Personal Project · OCR App
Textify
A full-stack OCR app that turns images and PDFs into clean, copyable text — using Google Drive's built-in document conversion as a zero-cost OCR engine instead of a paid Vision API.
- TypeScript
- React
- Vite
- NestJS
- Tailwind CSS
- Zod
- Axios
- Google Drive API
- Docker
Overview
Textify is a small full-stack OCR app: drag in a scan, screenshot, or PDF and get clean, copyable text back. I built it to scratch a real itch — piles of paper records I wanted indexed and searchable — but the part I’m proudest of is the engine. Instead of paying for a hosted OCR/Vision API, Textify performs OCR for free by leaning on a service that already does it well: Google Drive.
How it works
The clever bit is that uploading an image to Google Drive as a Google Doc makes Drive run OCR on it automatically. The NestJS backend turns that side effect into a proper OCR pipeline:
- Validate the upload — ≤ 5 MB, and one of
png/jpg/jpeg/pdf. - Rasterize — if it’s a PDF, split it into one PNG per page (
pdf-to-png-converter). - OCR each page by round-tripping through Drive:
- upload the image with mime type
application/vnd.google-apps.document, which triggers Drive’s OCR, - export the resulting Doc as
text/plain, - delete the temporary Drive file so nothing accumulates.
- upload the image with mime type
- Return one text string per page; the frontend joins them with newlines into a single document.
The result is a genuinely zero-cost OCR engine — no paid Vision API, no model to host — at the price of one network round trip per page.
Features
- Drag-and-drop upload with a click-to-browse fallback and a live file preview.
- Multi-format input: PNG, JPG/JPEG, and multi-page PDF.
- Validation on both ends — the 5 MB cap and allowed MIME types are enforced client- and server-side.
- Copy the extracted text to the clipboard or download it as a
.txtfile. - Light / dark theme.
- Swagger / OpenAPI docs served at
/api.
Tech stack
- Frontend — React 18, TypeScript, Vite, Tailwind CSS, shadcn/ui (Radix), react-dropzone, react-hook-form + Zod, Axios, Sonner, next-themes.
- Backend — NestJS 10, TypeScript, Multer for uploads,
@nestjs/swagger,@nestjs/serve-static. - OCR engine — Google Drive API (
googleapis) over OAuth2 (@google-cloud/local-auth). - PDF handling —
pdf-to-png-converter. - Packaging — a single Docker image bundling frontend + backend.

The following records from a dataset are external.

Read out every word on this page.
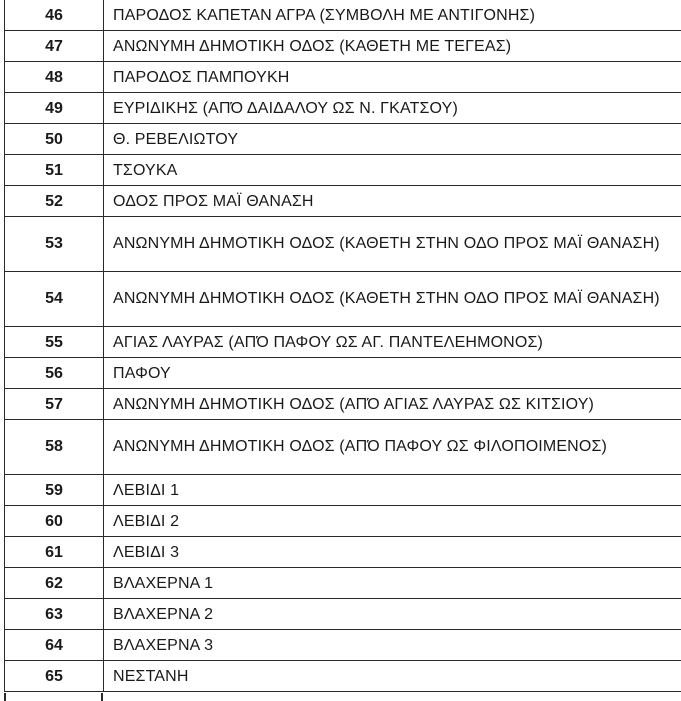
46	ΠΑΡΟΔΟΣ ΚΑΠΕΤΑΝ ΑΓΡΑ (ΣΥΜΒΟΛΗ ΜΕ ΑΝΤΙΓΟΝΗΣ)
47	ΑΝΩΝΥΜΗ ΔΗΜΟΤΙΚΗ ΟΔΟΣ (ΚΑΘΕΤΗ ΜΕ ΤΕΓΕΑΣ)
48	ΠΑΡΟΔΟΣ ΠΑΜΠΟΥΚΗ
49	ΕΥΡΙΔΙΚΗΣ (ΑΠΌ ΔΑΙΔΑΛΟΥ ΩΣ Ν. ΓΚΑΤΣΟΥ)
50	Θ. ΡΕΒΕΛΙΩΤΟΥ
51	ΤΣΟΥΚΑ
52	ΟΔΟΣ ΠΡΟΣ ΜΑΪ ΘΑΝΑΣΗ
53	ΑΝΩΝΥΜΗ ΔΗΜΟΤΙΚΗ ΟΔΟΣ (ΚΑΘΕΤΗ ΣΤΗΝ ΟΔΟ ΠΡΟΣ ΜΑΪ ΘΑΝΑΣΗ)
54	ΑΝΩΝΥΜΗ ΔΗΜΟΤΙΚΗ ΟΔΟΣ (ΚΑΘΕΤΗ ΣΤΗΝ ΟΔΟ ΠΡΟΣ ΜΑΪ ΘΑΝΑΣΗ)
55	ΑΓΙΑΣ ΛΑΥΡΑΣ (ΑΠΌ ΠΑΦΟΥ ΩΣ ΑΓ. ΠΑΝΤΕΛΕΗΜΟΝΟΣ)
56	ΠΑΦΟΥ
57	ΑΝΩΝΥΜΗ ΔΗΜΟΤΙΚΗ ΟΔΟΣ (ΑΠΌ ΑΓΙΑΣ ΛΑΥΡΑΣ ΩΣ ΚΙΤΣΙΟΥ)
58	ΑΝΩΝΥΜΗ ΔΗΜΟΤΙΚΗ ΟΔΟΣ (ΑΠΌ ΠΑΦΟΥ ΩΣ ΦΙΛΟΠΟΙΜΕΝΟΣ)
59	ΛΕΒΙΔΙ 1
60	ΛΕΒΙΔΙ 2
61	ΛΕΒΙΔΙ 3
62	ΒΛΑΧΕΡΝΑ 1
63	ΒΛΑΧΕΡΝΑ 2
64	ΒΛΑΧΕΡΝΑ 3
65	ΝΕΣΤΑΝΗ
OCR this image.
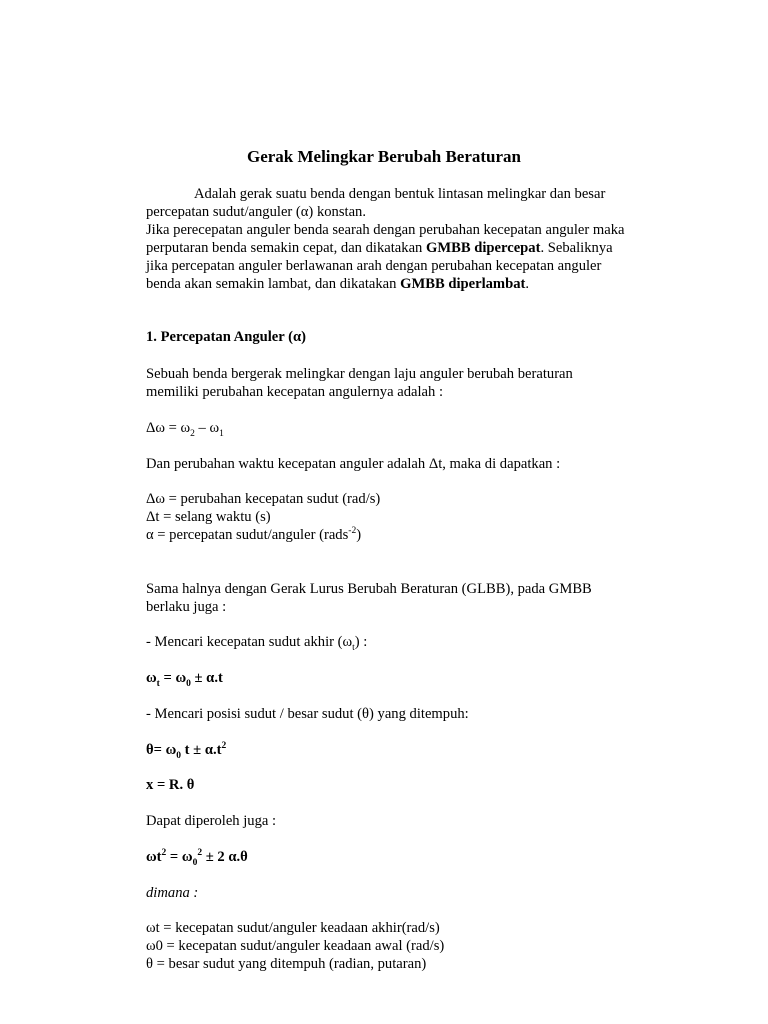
Gerak Melingkar Berubah Beraturan
Adalah gerak suatu benda dengan bentuk lintasan melingkar dan besar
percepatan sudut/anguler (α) konstan.
Jika perecepatan anguler benda searah dengan perubahan kecepatan anguler maka
perputaran benda semakin cepat, dan dikatakan GMBB dipercepat. Sebaliknya
jika percepatan anguler berlawanan arah dengan perubahan kecepatan anguler
benda akan semakin lambat, dan dikatakan GMBB diperlambat.
1. Percepatan Anguler (α)
Sebuah benda bergerak melingkar dengan laju anguler berubah beraturan
memiliki perubahan kecepatan angulernya adalah :
$\Delta\omega = \omega_2 - \omega_1$
Dan perubahan waktu kecepatan anguler adalah Δt, maka di dapatkan :
Δω = perubahan kecepatan sudut (rad/s)
Δt = selang waktu (s)
α = percepatan sudut/anguler (rads$^{-2}$)
Sama halnya dengan Gerak Lurus Berubah Beraturan (GLBB), pada GMBB
berlaku juga :
- Mencari kecepatan sudut akhir $(\omega_t)$ :
$\omega_t = \omega_0 \pm \alpha.t$
- Mencari posisi sudut / besar sudut (θ) yang ditempuh:
$\theta= \omega_0$ $t \pm \alpha.t^2$
x = R. θ
Dapat diperoleh juga :
$\omega t^2 = \omega_0^2 \pm 2$ α.θ
dimana :
ωt = kecepatan sudut/anguler keadaan akhir(rad/s)
ω0 = kecepatan sudut/anguler keadaan awal (rad/s)
θ = besar sudut yang ditempuh (radian, putaran)
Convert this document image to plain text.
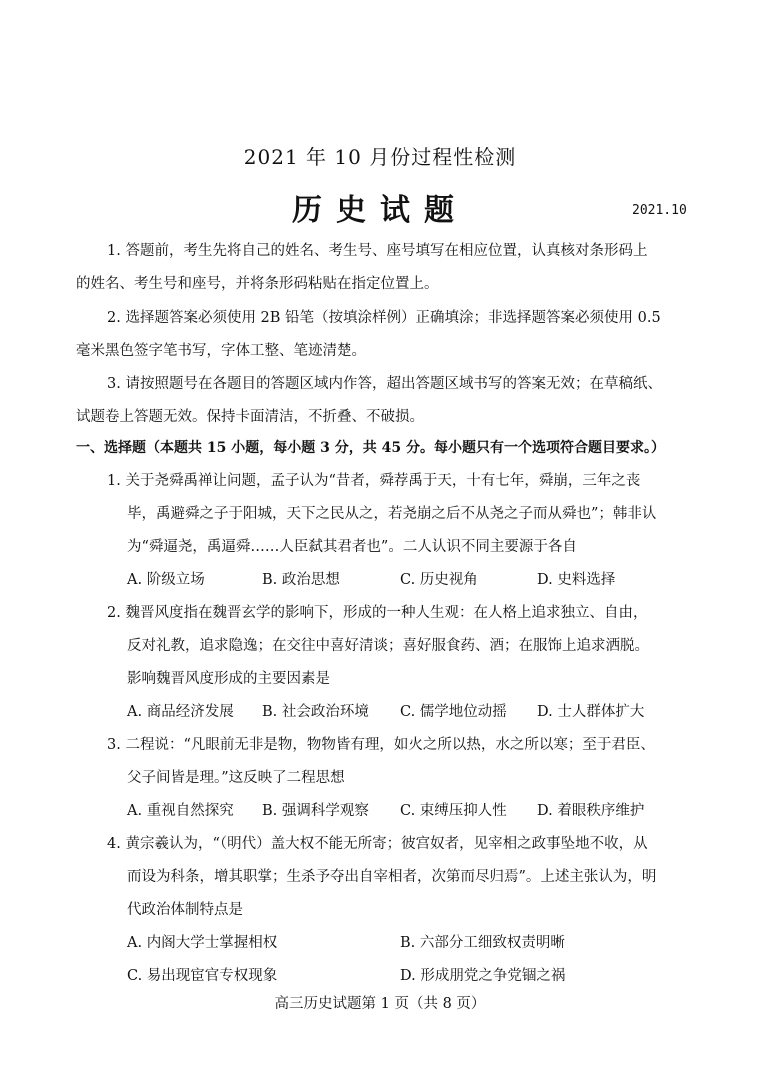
2021 年 10 月份过程性检测
历史试题	2021.10
1. 答题前，考生先将自己的姓名、考生号、座号填写在相应位置，认真核对条形码上
的姓名、考生号和座号，并将条形码粘贴在指定位置上。
2. 选择题答案必须使用 2B 铅笔（按填涂样例）正确填涂；非选择题答案必须使用 0.5
毫米黑色签字笔书写，字体工整、笔迹清楚。
3. 请按照题号在各题目的答题区域内作答，超出答题区域书写的答案无效；在草稿纸、
试题卷上答题无效。保持卡面清洁，不折叠、不破损。
一、选择题（本题共 15 小题，每小题 3 分，共 45 分。每小题只有一个选项符合题目要求。）
1. 关于尧舜禹禅让问题，孟子认为“昔者，舜荐禹于天，十有七年，舜崩，三年之丧
毕，禹避舜之子于阳城，天下之民从之，若尧崩之后不从尧之子而从舜也”；韩非认
为“舜逼尧，禹逼舜……人臣弑其君者也”。二人认识不同主要源于各自
A. 阶级立场	B. 政治思想	C. 历史视角	D. 史料选择
2. 魏晋风度指在魏晋玄学的影响下，形成的一种人生观：在人格上追求独立、自由，
反对礼教，追求隐逸；在交往中喜好清谈；喜好服食药、酒；在服饰上追求洒脱。
影响魏晋风度形成的主要因素是
A. 商品经济发展 B. 社会政治环境 C. 儒学地位动摇 D. 士人群体扩大
3. 二程说：“凡眼前无非是物，物物皆有理，如火之所以热，水之所以寒；至于君臣、
父子间皆是理。”这反映了二程思想
A. 重视自然探究 B. 强调科学观察 C. 束缚压抑人性 D. 着眼秩序维护
4. 黄宗羲认为，“（明代）盖大权不能无所寄；彼宫奴者，见宰相之政事坠地不收，从
而设为科条，增其职掌；生杀予夺出自宰相者，次第而尽归焉”。上述主张认为，明
代政治体制特点是
A. 内阁大学士掌握相权	B. 六部分工细致权责明晰
C. 易出现宦官专权现象	D. 形成朋党之争党锢之祸
高三历史试题第 1 页（共 8 页）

Architecture and deployment
Frontend and backend are separate packages in development, but production ships as one single-origin container: the Docker build compiles the SPA, copies it into the NestJS app, and serves both the API and the static frontend from the same process — so the Axios client just posts to a relative files/upload path with no CORS to manage. OAuth credentials (credentials.json plus a saved token.json refresh token) are read from /etc/secrets/, which maps cleanly onto a host like Render where they’re mounted as secret files.
Limitations
I kept the project honest about the tradeoffs, because they’re inherent to the approach:
- OCR quality is entirely Google Drive’s — it varies with scan quality, handwriting, and layout complexity.
- Every page is a full Drive round trip (upload → export → delete), so large multi-page PDFs scale linearly in time.
- It needs a Google account with Drive API access; the temporary docs count against (and are cleaned out of) that account’s Drive.
- A hard 5 MB per-file cap.
What I took away
Textify is my favorite kind of hack: solving a problem by noticing that the capability already exists somewhere for free, then wiring it up cleanly. The engineering wasn’t a model — it was the orchestration: validation, PDF rasterization, the upload/export/delete dance, and keeping the whole thing a single deployable artifact. The limitations are real, but for “make my paper searchable,” it’s exactly enough.